Predictive Effectiveness of Recruitment and Selection Practices on Employee Performance and Retention
Predictive Effectiveness of Recruitment and Selection Practices on Employee Performance and Retention
Ms.R. JAVI PRABHA
MBA ,NET, Assistant Professor, School of Management Dhanalakshmi Srinivasan University (yazhini.s)
Abstract:The alignment between human resource acquisition frameworks and operational business strategy stands as a defining pillar of long-term sustainable institutional performance. This extensive study presents an empirical evaluation of the predictive effectiveness of advanced recruitment and selection protocols on twin core organizational endpoints: employee performance metrics and post-onboarding retention dynamics. Utilizing data collected across listed mid-to-large-cap corporations from 2022 to 2026, this research examines the shift from traditional heuristic hiring modalities toward analytical, structured selection technologies. Through a structured multi-dimensional panel data framework capturing detailed candidate screening histories, behavioral assessment architectures, psychometric test evaluations, and multi-stage panel interviewer scorecards, we isolate specific selection vectors that act as key high-fidelity indicators of future workplace excellence. The findings indicate that while psychometric profile clustering provides high predictive alignment with baseline role competency and task adherence, the deployment of interactive structured behavioral interviewing and situational task modeling offers a significantly more robust, statistically valid forecast of organizational citizenship behavior, agile problem-solving capacity, and mid-to-long-term tenure commitment. Furthermore, quantitative structural equation modeling demonstrates that early tenure attrition is heavily mediated by information asymmetry experienced during the talent pipeline initialization stage.
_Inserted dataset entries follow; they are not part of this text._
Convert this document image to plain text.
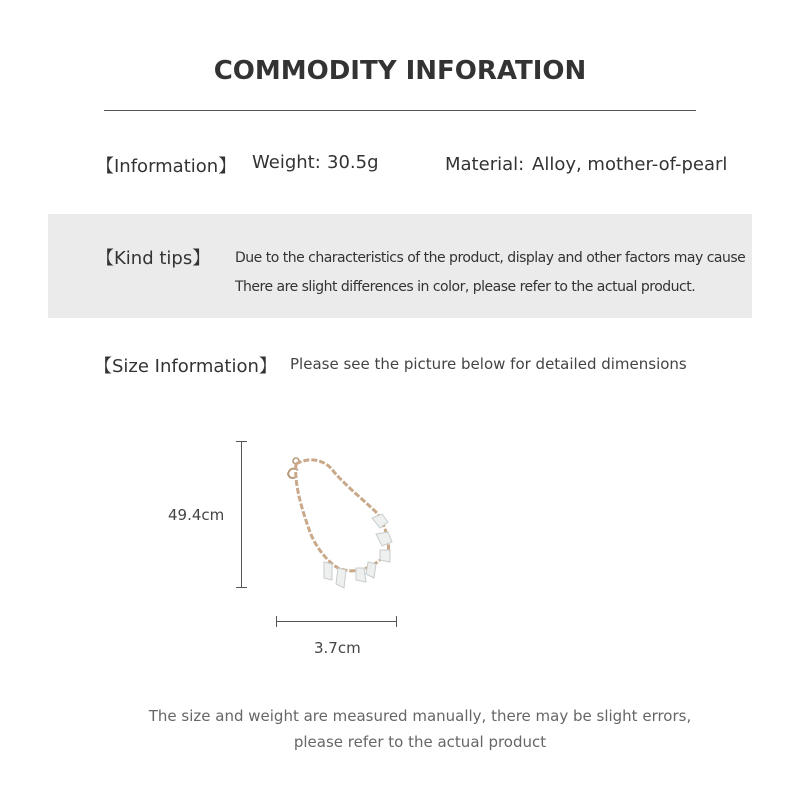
COMMODITY INFORATION
【Information】 Weight: 30.5g	Material: Alloy, mother-of-pearl
【Kind tips】 Due to the characteristics of the product, display and other factors may cause
There are slight differences in color, please refer to the actual product.
【Size Information】 Please see the picture below for detailed dimensions
49.4cm
3.7cm
The size and weight are measured manually, there may be slight errors,
please refer to the actual product
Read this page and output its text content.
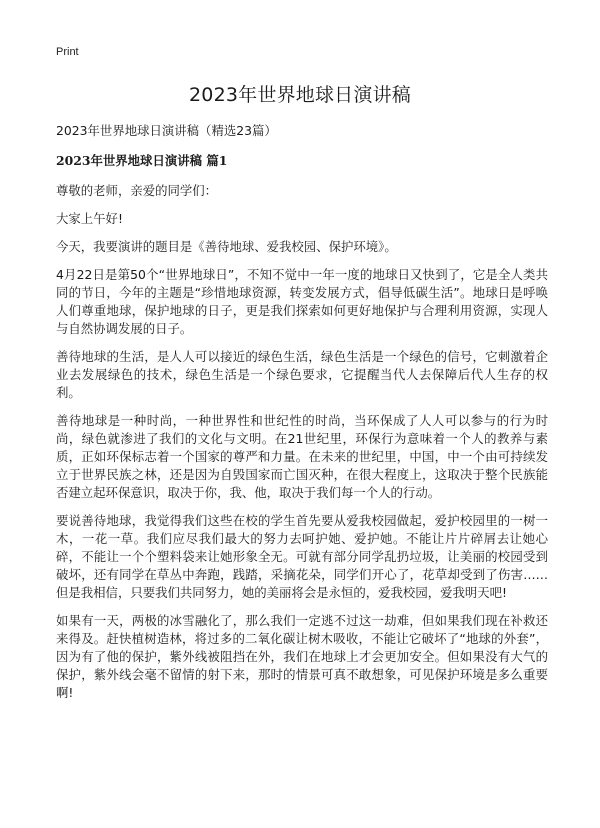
Print
2023年世界地球日演讲稿
2023年世界地球日演讲稿（精选23篇）
2023年世界地球日演讲稿 篇1

尊敬的老师，亲爱的同学们：

大家上午好!

今天，我要演讲的题目是《善待地球、爱我校园、保护环境》。

4月22日是第50个“世界地球日”，不知不觉中一年一度的地球日又快到了，它是全人类共同的节日，今年的主题是“珍惜地球资源，转变发展方式，倡导低碳生活”。地球日是呼唤人们尊重地球，保护地球的日子，更是我们探索如何更好地保护与合理利用资源，实现人与自然协调发展的日子。

善待地球的生活，是人人可以接近的绿色生活，绿色生活是一个绿色的信号，它刺激着企业去发展绿色的技术，绿色生活是一个绿色要求，它提醒当代人去保障后代人生存的权利。

善待地球是一种时尚，一种世界性和世纪性的时尚，当环保成了人人可以参与的行为时尚，绿色就渗进了我们的文化与文明。在21世纪里，环保行为意味着一个人的教养与素质，正如环保标志着一个国家的尊严和力量。在未来的世纪里，中国，中一个由可持续发立于世界民族之林，还是因为自毁国家而亡国灭种，在很大程度上，这取决于整个民族能否建立起环保意识，取决于你，我、他，取决于我们每一个人的行动。

要说善待地球，我觉得我们这些在校的学生首先要从爱我校园做起，爱护校园里的一树一木，一花一草。我们应尽我们最大的努力去呵护她、爱护她。不能让片片碎屑去让她心碎，不能让一个个塑料袋来让她形象全无。可就有部分同学乱扔垃圾，让美丽的校园受到破坏，还有同学在草丛中奔跑，践踏，采摘花朵，同学们开心了，花草却受到了伤害……但是我相信，只要我们共同努力，她的美丽将会是永恒的，爱我校园，爱我明天吧!

如果有一天，两极的冰雪融化了，那么我们一定逃不过这一劫难，但如果我们现在补救还来得及。赶快植树造林，将过多的二氧化碳让树木吸收，不能让它破坏了“地球的外套”，因为有了他的保护，紫外线被阻挡在外，我们在地球上才会更加安全。但如果没有大气的保护，紫外线会毫不留情的射下来，那时的情景可真不敢想象，可见保护环境是多么重要啊!
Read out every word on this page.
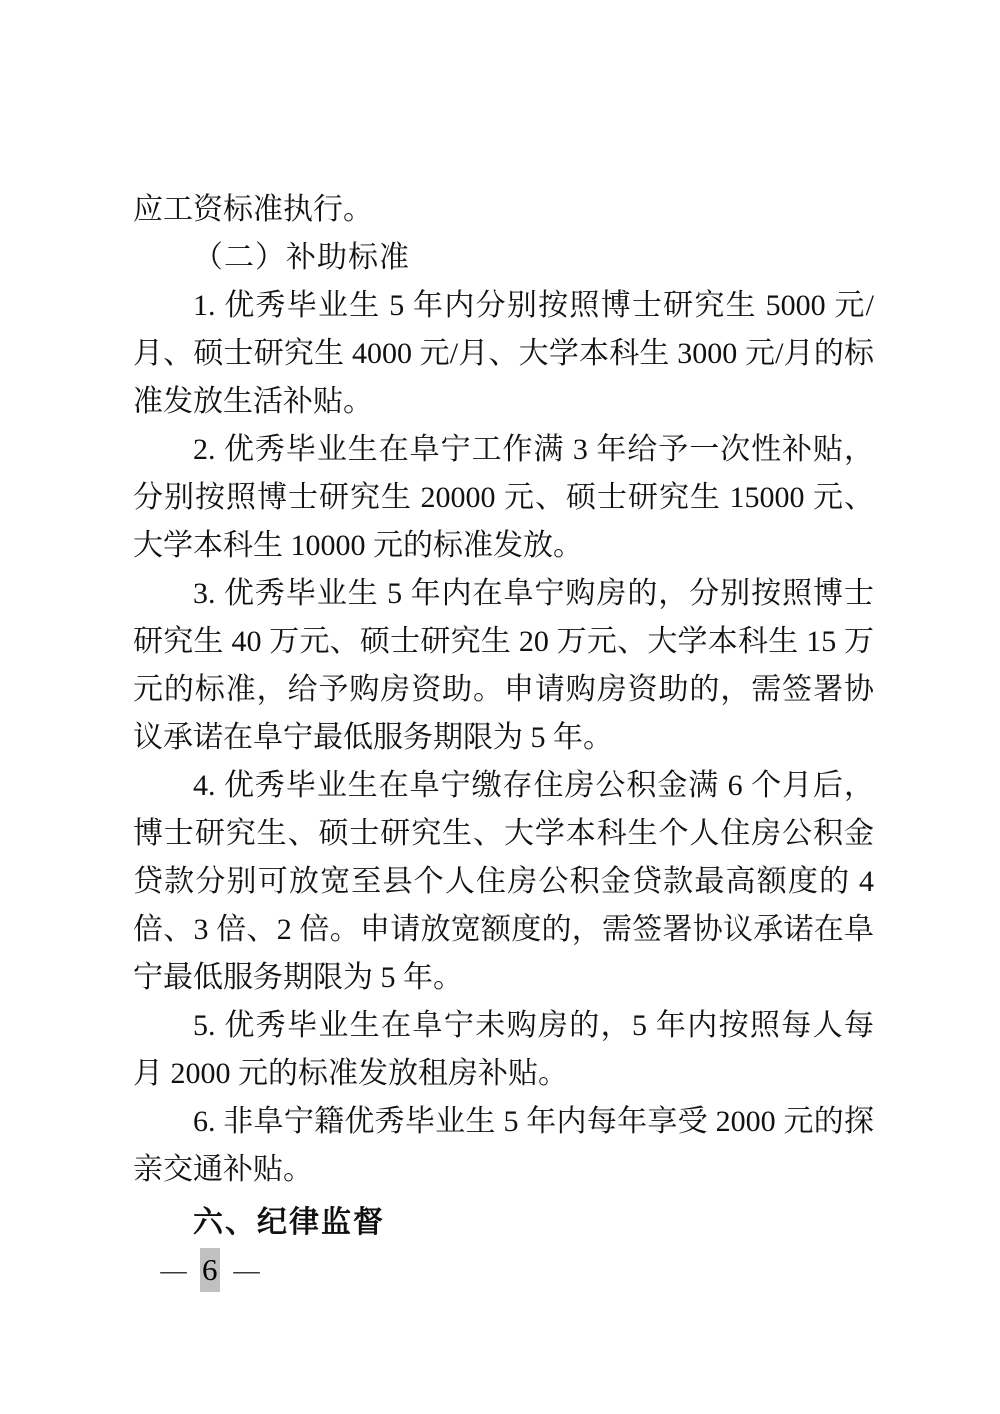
应工资标准执行。

（二）补助标准

1. 优秀毕业生 5 年内分别按照博士研究生 5000 元/月、硕士研究生 4000 元/月、大学本科生 3000 元/月的标准发放生活补贴。

2. 优秀毕业生在阜宁工作满 3 年给予一次性补贴，分别按照博士研究生 20000 元、硕士研究生 15000 元、大学本科生 10000 元的标准发放。

3. 优秀毕业生 5 年内在阜宁购房的，分别按照博士研究生 40 万元、硕士研究生 20 万元、大学本科生 15 万元的标准，给予购房资助。申请购房资助的，需签署协议承诺在阜宁最低服务期限为 5 年。

4. 优秀毕业生在阜宁缴存住房公积金满 6 个月后，博士研究生、硕士研究生、大学本科生个人住房公积金贷款分别可放宽至县个人住房公积金贷款最高额度的 4 倍、3 倍、2 倍。申请放宽额度的，需签署协议承诺在阜宁最低服务期限为 5 年。

5. 优秀毕业生在阜宁未购房的，5 年内按照每人每月 2000 元的标准发放租房补贴。

6. 非阜宁籍优秀毕业生 5 年内每年享受 2000 元的探亲交通补贴。

六、纪律监督

— 6 —
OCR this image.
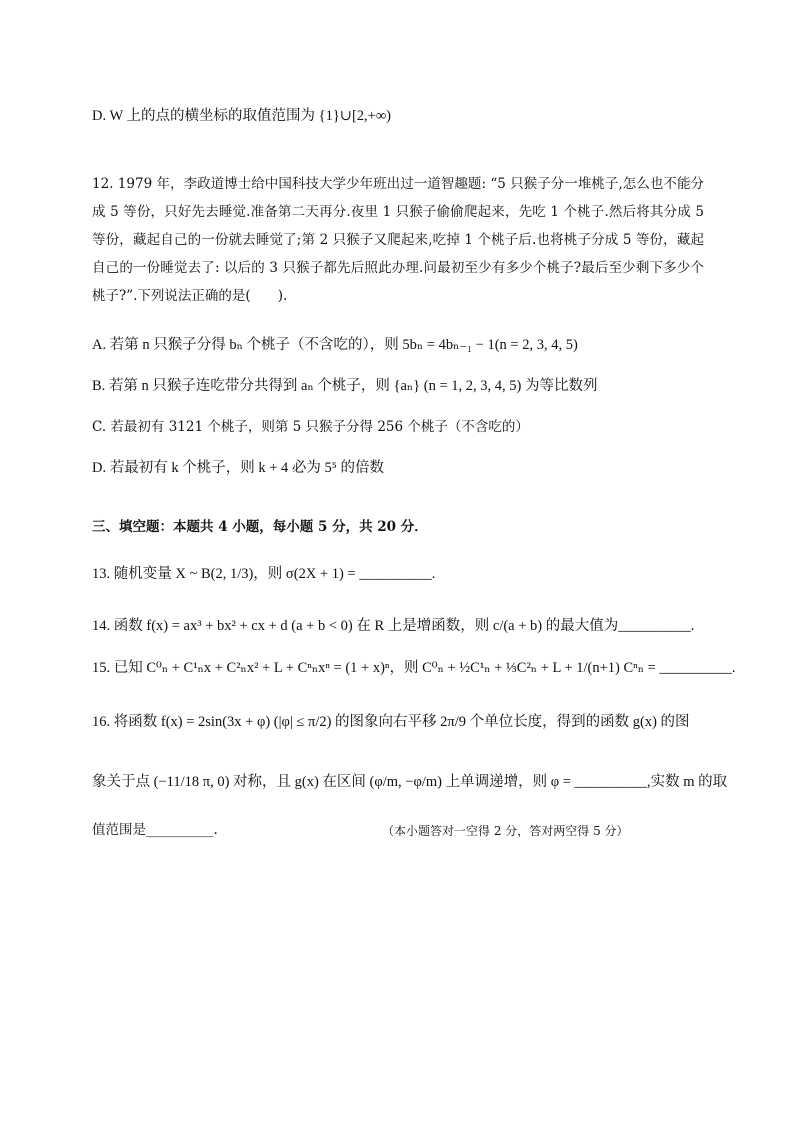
D. W 上的点的横坐标的取值范围为 {1}∪[2,+∞)
12. 1979 年，李政道博士给中国科技大学少年班出过一道智趣题: “5 只猴子分一堆桃子,怎么也不能分成 5 等份，只好先去睡觉.准备第二天再分.夜里 1 只猴子偷偷爬起来，先吃 1 个桃子.然后将其分成 5 等份，藏起自己的一份就去睡觉了;第 2 只猴子又爬起来,吃掉 1 个桃子后.也将桃子分成 5 等份，藏起自己的一份睡觉去了: 以后的 3 只猴子都先后照此办理.问最初至少有多少个桃子?最后至少剩下多少个桃子?”.下列说法正确的是(　　).
A. 若第 n 只猴子分得 bₙ 个桃子（不含吃的），则 5bₙ = 4bₙ₋₁ − 1(n = 2, 3, 4, 5)
B. 若第 n 只猴子连吃带分共得到 aₙ 个桃子，则 {aₙ} (n = 1, 2, 3, 4, 5) 为等比数列
C. 若最初有 3121 个桃子，则第 5 只猴子分得 256 个桃子（不含吃的）
D. 若最初有 k 个桃子，则 k + 4 必为 5⁵ 的倍数
三、填空题：本题共 4 小题，每小题 5 分，共 20 分．
13. 随机变量 X ~ B(2, 1/3)，则 σ(2X + 1) = __________.
14. 函数 f(x) = ax³ + bx² + cx + d (a + b < 0) 在 R 上是增函数，则 c/(a + b) 的最大值为__________.
15. 已知 C⁰ₙ + C¹ₙx + C²ₙx² + L + Cⁿₙxⁿ = (1 + x)ⁿ，则 C⁰ₙ + ½C¹ₙ + ⅓C²ₙ + L + 1/(n+1) Cⁿₙ = __________.
16. 将函数 f(x) = 2sin(3x + φ) (|φ| ≤ π/2) 的图象向右平移 2π/9 个单位长度，得到的函数 g(x) 的图
象关于点 (−11/18 π, 0) 对称，且 g(x) 在区间 (φ/m, −φ/m) 上单调递增，则 φ = __________,实数 m 的取
值范围是__________.	（本小题答对一空得 2 分，答对两空得 5 分）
Organizations that incorporate realistic job previews (RJPs) alongside standardized algorithmic screening platforms show an average 27.4% reduction in first-year involuntary turnover and a corresponding 18.2% elevation in localized annual key performance index metrics. Ultimately, this report outlines an integrated predictive model that treats candidate sourcing not as an isolated transactional administrative protocol, but as an ongoing data-driven predictive calibration engine designed to secure structural human capital advantages.
Keywords: Recruitment optimization, Predictive selection frameworks, Employee retention kinetics, Structural Equation Modeling, Human Capital Yield, Strategic HRM Analytics.